By applying these three rules, we can reduce the scrabble dictionary down to 149 words out of the original 280k~.

AA AB AD AE AG AH AI AL AM AN AR AS AT AW AX AY BE BI BRR BUB BUD BULK BULL BY CH CIRRI CIVIC CLY CRY CUB CUD CUE CUFF CULL CUZ CWM DE DI DRY DUD EE EF EGG EH EL EM EN ER ES ET EUK EW EX FA FLU FUB FUCK FUD FY GHYLL GI GRR GU GYP HI HM HYP ICE ICY IF IN IS IT IVY IWI JA JEU JIZ JUD JUKU KA KEG KI KUDU KUZU KY LI LUCK LUD LULL LUV LUZ MI MM MU MY NTH NU NY PA PE PFFT PHT PI PLY PRY PWN PYX QI QUA RHY RIZ SH SLY SPY ST SWY THY TRY TWP TYG TYPP TYPY UH ULU UP UR US UT UVA VAC VAV VEG VIE VLY WHY WIZ WRY WUD WULL WUZ XI XU XYLYL YE YIRR YU ZA ZE ZO


At this point, we are going to brute force the number of invalid tilesets to get the numerator. We do this by examining tilesets that are in alphabetical order, but do not care if it's unique.
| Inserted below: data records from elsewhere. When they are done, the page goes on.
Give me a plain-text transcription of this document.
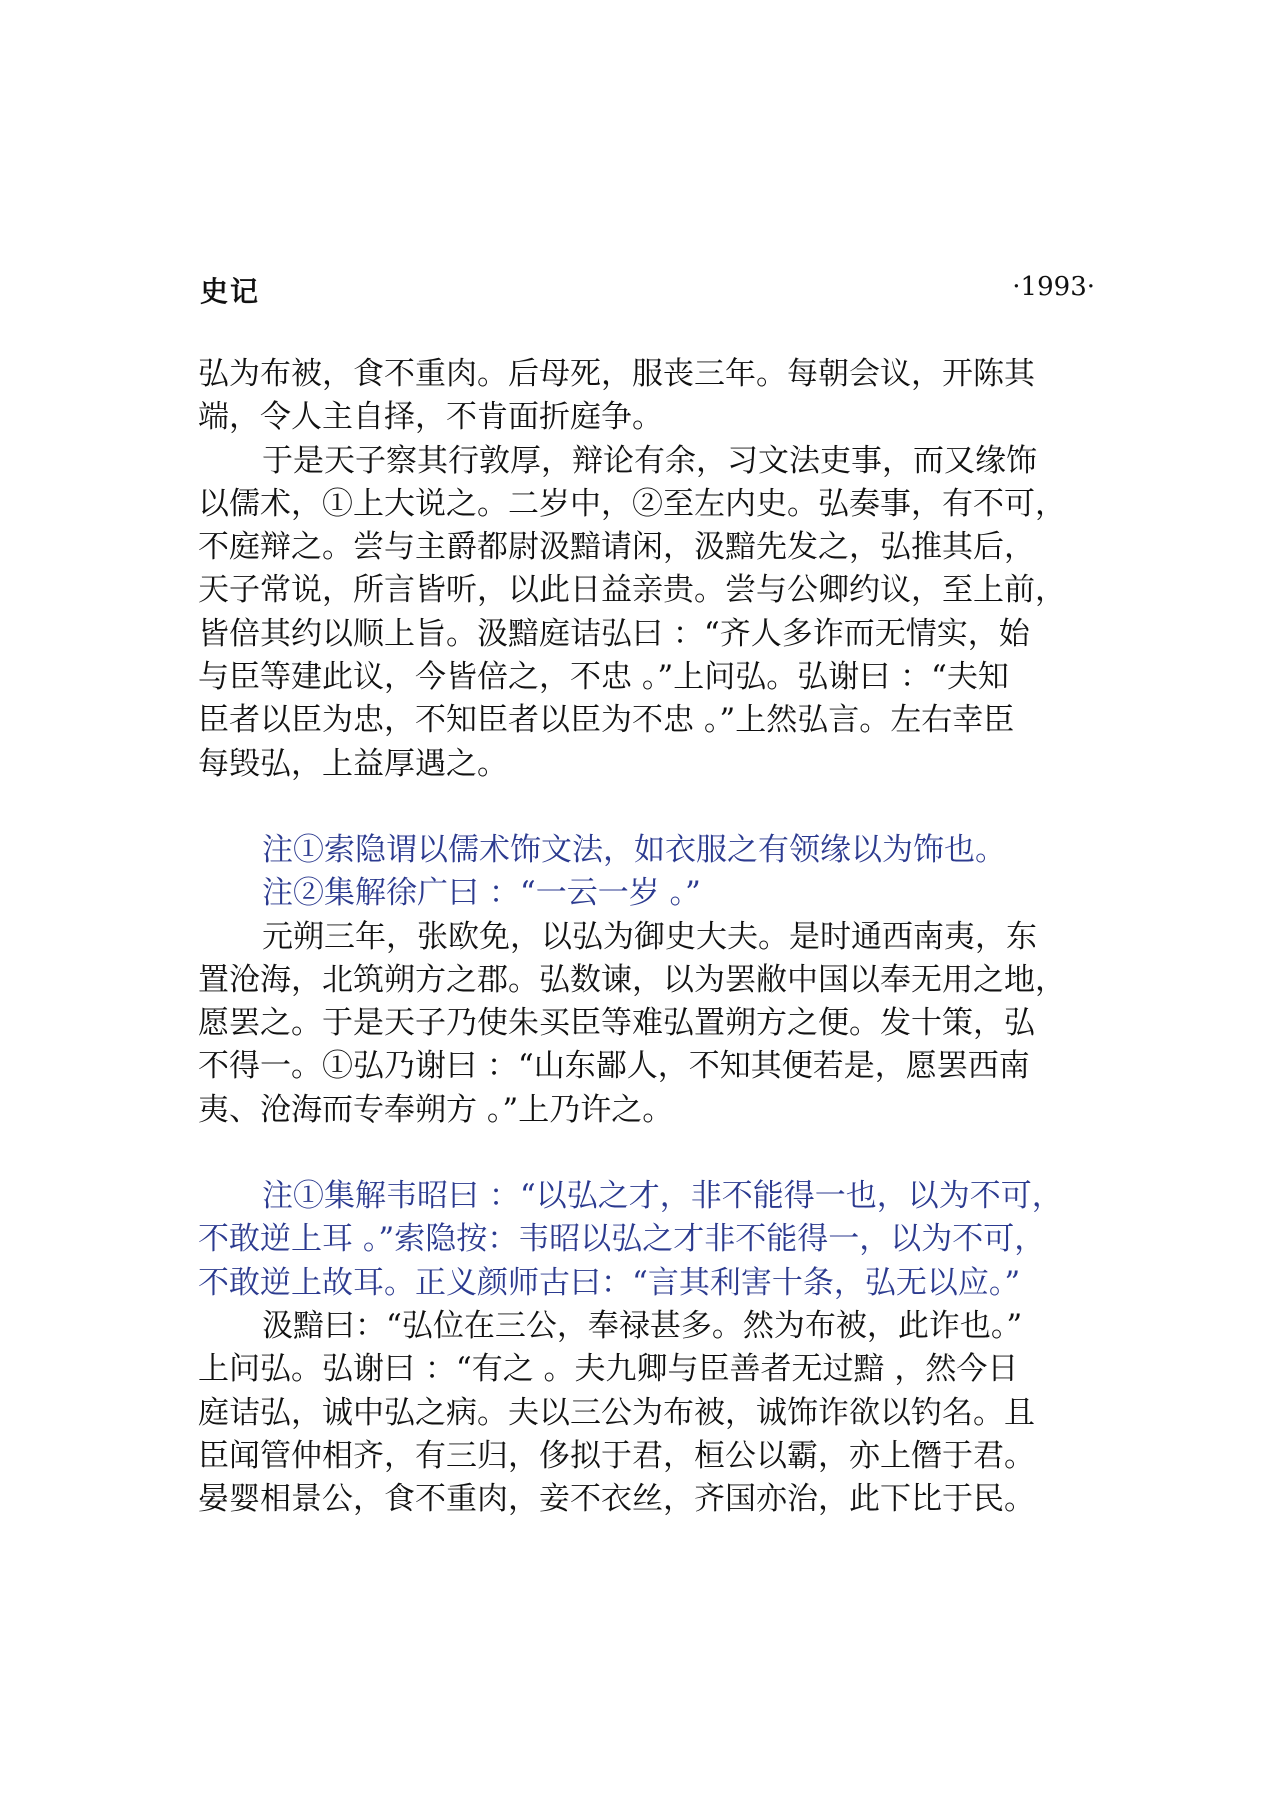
史记	·1993·
弘为布被，食不重肉。后母死，服丧三年。每朝会议，开陈其
端，令人主自择，不肯面折庭争。
于是天子察其行敦厚，辩论有余，习文法吏事，而又缘饰
以儒术，①上大说之。二岁中，②至左内史。弘奏事，有不可，
不庭辩之。尝与主爵都尉汲黯请闲，汲黯先发之，弘推其后，
天子常说，所言皆听，以此日益亲贵。尝与公卿约议，至上前，
皆倍其约以顺上旨。汲黯庭诘弘曰 ：“齐人多诈而无情实，始
与臣等建此议，今皆倍之，不忠 。”上问弘。弘谢曰 ：“夫知
臣者以臣为忠，不知臣者以臣为不忠 。”上然弘言。左右幸臣
每毁弘，上益厚遇之。
注①索隐谓以儒术饰文法，如衣服之有领缘以为饰也。
注②集解徐广曰 ：“一云一岁 。”
元朔三年，张欧免，以弘为御史大夫。是时通西南夷，东
置沧海，北筑朔方之郡。弘数谏，以为罢敝中国以奉无用之地，
愿罢之。于是天子乃使朱买臣等难弘置朔方之便。发十策，弘
不得一。①弘乃谢曰 ：“山东鄙人，不知其便若是，愿罢西南
夷、沧海而专奉朔方 。”上乃许之。
注①集解韦昭曰 ：“以弘之才，非不能得一也，以为不可，
不敢逆上耳 。”索隐按：韦昭以弘之才非不能得一，以为不可，
不敢逆上故耳。正义颜师古曰：“言其利害十条，弘无以应。”
汲黯曰：“弘位在三公，奉禄甚多。然为布被，此诈也。”
上问弘。弘谢曰 ：“有之 。夫九卿与臣善者无过黯 ，然今日
庭诘弘，诚中弘之病。夫以三公为布被，诚饰诈欲以钓名。且
臣闻管仲相齐，有三归，侈拟于君，桓公以霸，亦上僭于君。
晏婴相景公，食不重肉，妾不衣丝，齐国亦治，此下比于民。
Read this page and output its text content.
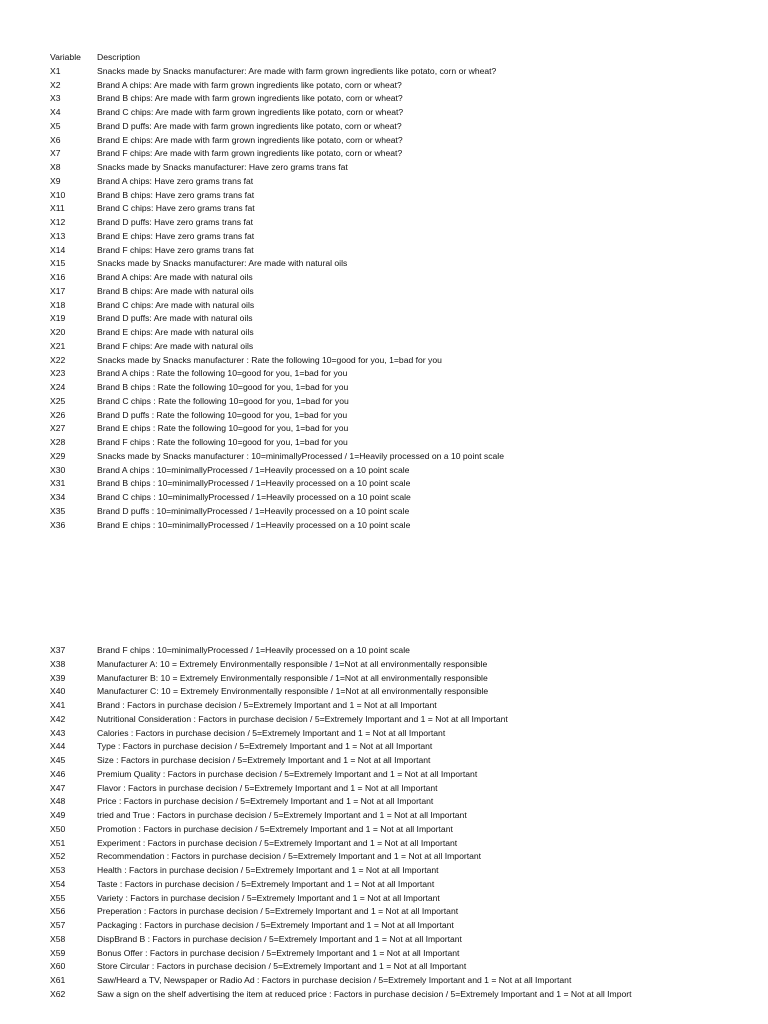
Variable	Description
X1	Snacks made by Snacks manufacturer: Are made with farm grown ingredients like potato, corn or wheat?
X2	Brand A chips: Are made with farm grown ingredients like potato, corn or wheat?
X3	Brand B chips: Are made with farm grown ingredients like potato, corn or wheat?
X4	Brand C chips: Are made with farm grown ingredients like potato, corn or wheat?
X5	Brand D puffs: Are made with farm grown ingredients like potato, corn or wheat?
X6	Brand E chips: Are made with farm grown ingredients like potato, corn or wheat?
X7	Brand F chips: Are made with farm grown ingredients like potato, corn or wheat?
X8	Snacks made by Snacks manufacturer: Have zero grams trans fat
X9	Brand A chips: Have zero grams trans fat
X10	Brand B chips: Have zero grams trans fat
X11	Brand C chips: Have zero grams trans fat
X12	Brand D puffs: Have zero grams trans fat
X13	Brand E chips: Have zero grams trans fat
X14	Brand F chips: Have zero grams trans fat
X15	Snacks made by Snacks manufacturer: Are made with natural oils
X16	Brand A chips: Are made with natural oils
X17	Brand B chips: Are made with natural oils
X18	Brand C chips: Are made with natural oils
X19	Brand D puffs: Are made with natural oils
X20	Brand E chips: Are made with natural oils
X21	Brand F chips: Are made with natural oils
X22	Snacks made by Snacks manufacturer : Rate the following 10=good for you, 1=bad for you
X23	Brand A chips : Rate the following 10=good for you, 1=bad for you
X24	Brand B chips : Rate the following 10=good for you, 1=bad for you
X25	Brand C chips : Rate the following 10=good for you, 1=bad for you
X26	Brand D puffs : Rate the following 10=good for you, 1=bad for you
X27	Brand E chips : Rate the following 10=good for you, 1=bad for you
X28	Brand F chips : Rate the following 10=good for you, 1=bad for you
X29	Snacks made by Snacks manufacturer : 10=minimallyProcessed / 1=Heavily processed on a 10 point scale
X30	Brand A chips : 10=minimallyProcessed / 1=Heavily processed on a 10 point scale
X31	Brand B chips : 10=minimallyProcessed / 1=Heavily processed on a 10 point scale
X34	Brand C chips : 10=minimallyProcessed / 1=Heavily processed on a 10 point scale
X35	Brand D puffs : 10=minimallyProcessed / 1=Heavily processed on a 10 point scale
X36	Brand E chips : 10=minimallyProcessed / 1=Heavily processed on a 10 point scale
X37	Brand F chips : 10=minimallyProcessed / 1=Heavily processed on a 10 point scale
X38	Manufacturer A: 10 = Extremely Environmentally responsible / 1=Not at all environmentally responsible
X39	Manufacturer B: 10 = Extremely Environmentally responsible / 1=Not at all environmentally responsible
X40	Manufacturer C: 10 = Extremely Environmentally responsible / 1=Not at all environmentally responsible
X41	Brand : Factors in purchase decision / 5=Extremely Important and 1 = Not at all Important
X42	Nutritional Consideration : Factors in purchase decision / 5=Extremely Important and 1 = Not at all Important
X43	Calories : Factors in purchase decision / 5=Extremely Important and 1 = Not at all Important
X44	Type : Factors in purchase decision / 5=Extremely Important and 1 = Not at all Important
X45	Size : Factors in purchase decision / 5=Extremely Important and 1 = Not at all Important
X46	Premium Quality : Factors in purchase decision / 5=Extremely Important and 1 = Not at all Important
X47	Flavor : Factors in purchase decision / 5=Extremely Important and 1 = Not at all Important
X48	Price : Factors in purchase decision / 5=Extremely Important and 1 = Not at all Important
X49	tried and True : Factors in purchase decision / 5=Extremely Important and 1 = Not at all Important
X50	Promotion : Factors in purchase decision / 5=Extremely Important and 1 = Not at all Important
X51	Experiment : Factors in purchase decision / 5=Extremely Important and 1 = Not at all Important
X52	Recommendation : Factors in purchase decision / 5=Extremely Important and 1 = Not at all Important
X53	Health : Factors in purchase decision / 5=Extremely Important and 1 = Not at all Important
X54	Taste : Factors in purchase decision / 5=Extremely Important and 1 = Not at all Important
X55	Variety : Factors in purchase decision / 5=Extremely Important and 1 = Not at all Important
X56	Preperation : Factors in purchase decision / 5=Extremely Important and 1 = Not at all Important
X57	Packaging : Factors in purchase decision / 5=Extremely Important and 1 = Not at all Important
X58	DispBrand B : Factors in purchase decision / 5=Extremely Important and 1 = Not at all Important
X59	Bonus Offer : Factors in purchase decision / 5=Extremely Important and 1 = Not at all Important
X60	Store Circular : Factors in purchase decision / 5=Extremely Important and 1 = Not at all Important
X61	Saw/Heard a TV, Newspaper or Radio Ad : Factors in purchase decision / 5=Extremely Important and 1 = Not at all Important
X62	Saw a sign on the shelf advertising the item at reduced price : Factors in purchase decision / 5=Extremely Important and 1 = Not at all Import
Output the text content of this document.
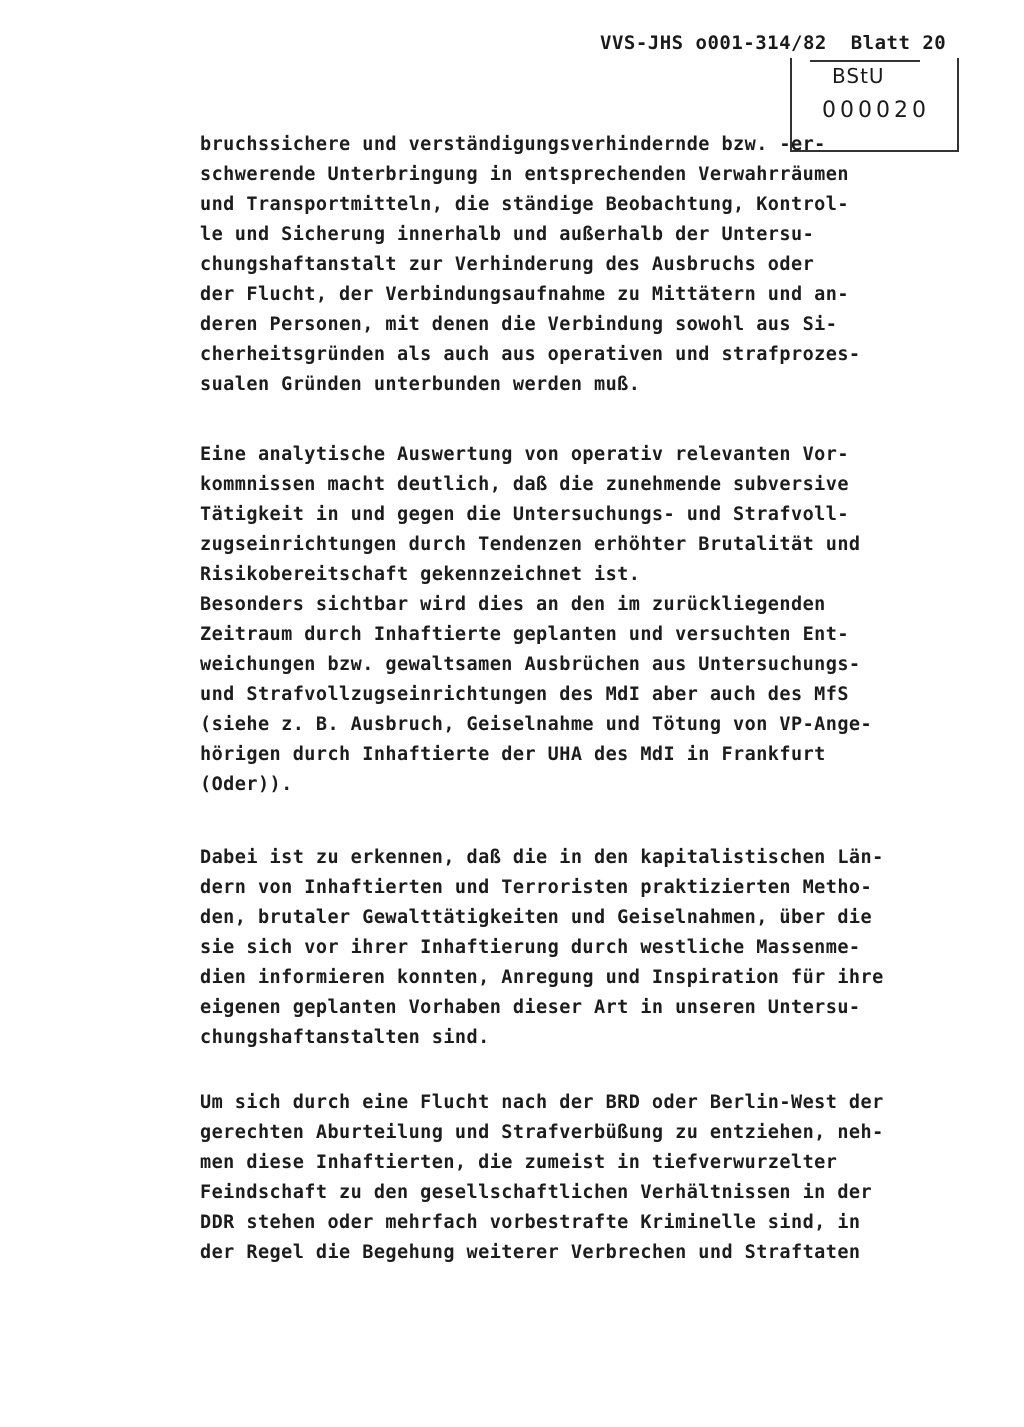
VVS-JHS o001-314/82  Blatt 20
BStU
000020
bruchssichere und verständigungsverhindernde bzw. -er-
schwerende Unterbringung in entsprechenden Verwahrräumen
und Transportmitteln, die ständige Beobachtung, Kontrol-
le und Sicherung innerhalb und außerhalb der Untersu-
chungshaftanstalt zur Verhinderung des Ausbruchs oder
der Flucht, der Verbindungsaufnahme zu Mittätern und an-
deren Personen, mit denen die Verbindung sowohl aus Si-
cherheitsgründen als auch aus operativen und strafprozes-
sualen Gründen unterbunden werden muß.
Eine analytische Auswertung von operativ relevanten Vor-
kommnissen macht deutlich, daß die zunehmende subversive
Tätigkeit in und gegen die Untersuchungs- und Strafvoll-
zugseinrichtungen durch Tendenzen erhöhter Brutalität und
Risikobereitschaft gekennzeichnet ist.
Besonders sichtbar wird dies an den im zurückliegenden
Zeitraum durch Inhaftierte geplanten und versuchten Ent-
weichungen bzw. gewaltsamen Ausbrüchen aus Untersuchungs-
und Strafvollzugseinrichtungen des MdI aber auch des MfS
(siehe z. B. Ausbruch, Geiselnahme und Tötung von VP-Ange-
hörigen durch Inhaftierte der UHA des MdI in Frankfurt
(Oder)).
Dabei ist zu erkennen, daß die in den kapitalistischen Län-
dern von Inhaftierten und Terroristen praktizierten Metho-
den, brutaler Gewalttätigkeiten und Geiselnahmen, über die
sie sich vor ihrer Inhaftierung durch westliche Massenme-
dien informieren konnten, Anregung und Inspiration für ihre
eigenen geplanten Vorhaben dieser Art in unseren Untersu-
chungshaftanstalten sind.
Um sich durch eine Flucht nach der BRD oder Berlin-West der
gerechten Aburteilung und Strafverbüßung zu entziehen, neh-
men diese Inhaftierten, die zumeist in tiefverwurzelter
Feindschaft zu den gesellschaftlichen Verhältnissen in der
DDR stehen oder mehrfach vorbestrafte Kriminelle sind, in
der Regel die Begehung weiterer Verbrechen und Straftaten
For example, we will examine (A1A2BCDEF) and (A1A3BCDEF) but not (A2A1BCDEF), where A1, A2, and A3 refer to distinct A tiles in the bag.

The first tileset examined is (A1A2A3A4A5A6A7), followed by (A1A2A3A4A5A6A8), then (A1A2A3A4A5A6A9), and then finally (A1A2A3A4A5A6B1). We continue down that path in the way that only a computer can do to determine every single alphabetized combination.

(Note that in the final version of my code, we change the definition of "alphabetical order" in order to get a speed improvement, but the final solution is the same. Also, for speed reasons, we would never actually examine (AA.....) because "AA" is a valid word, so we would skip all tilesets of the form (AA.....))

After running through all the tilesets, we end with a final count of 91,595,416 tilesets. This is our numerator, and the denominator is very easily calculated

100! / ((100-7)! * 7!) = 16,007,560,800

This is the calculation for finding the number of combinations possible, without replacement, and not caring about order (which we don't because otherwise this problem would be an few orders of magnitude harder to brute force.


I'm going to be putting some interesting notes down here as I play around with the program.

  • There is exactly 1 distinct tileset that has an "A" in it and is still invalid. This tileset is "ACCUUUU". The proof is left as an exercise for the reader.
  • Of the 91,595,416 invalid tilesets found, there are only 22,308 that contain exclusively vowels. This is a much smaller number than I originally thought, but from reading the valid word list it makes sense. As previously discussed, A only has the invalid tileset "ACCUUUU" and all O tilesets are valid. Combined with the fact that "EE" is also a valid word, all vowel only tilesets without a valid word have to be of the form "EI...U..." or "I...U...".
  • Tilesets with a mix of vowels and consanants takes up a slightly larger amount of invalid tilesets, at 106,201 possible combinations.
  • Shocking no one, the vast majority of invalid tilesets are consonant only tilesets. Of the 91,595,416 invalid tilesets, 91,466,907 of them are consonant only sets, which makes up 99.86% of all invalid tilesets.
  • Once the dictionary is purged of words that contains the letters [AEIOUY] there are only 13 words that can still be formed. These 13 words can be, in turn, checked by looking at the letters [HPMRS]. This means that any tileset that contains nothing but the letters [BCDFGJKLNQTVWXZ] is invalid. This comprises 15 of the 26 letters and 38 of the tiles in the bag. Tilesets that contain only these letters comprise roughly 12% of all invalid tilesets.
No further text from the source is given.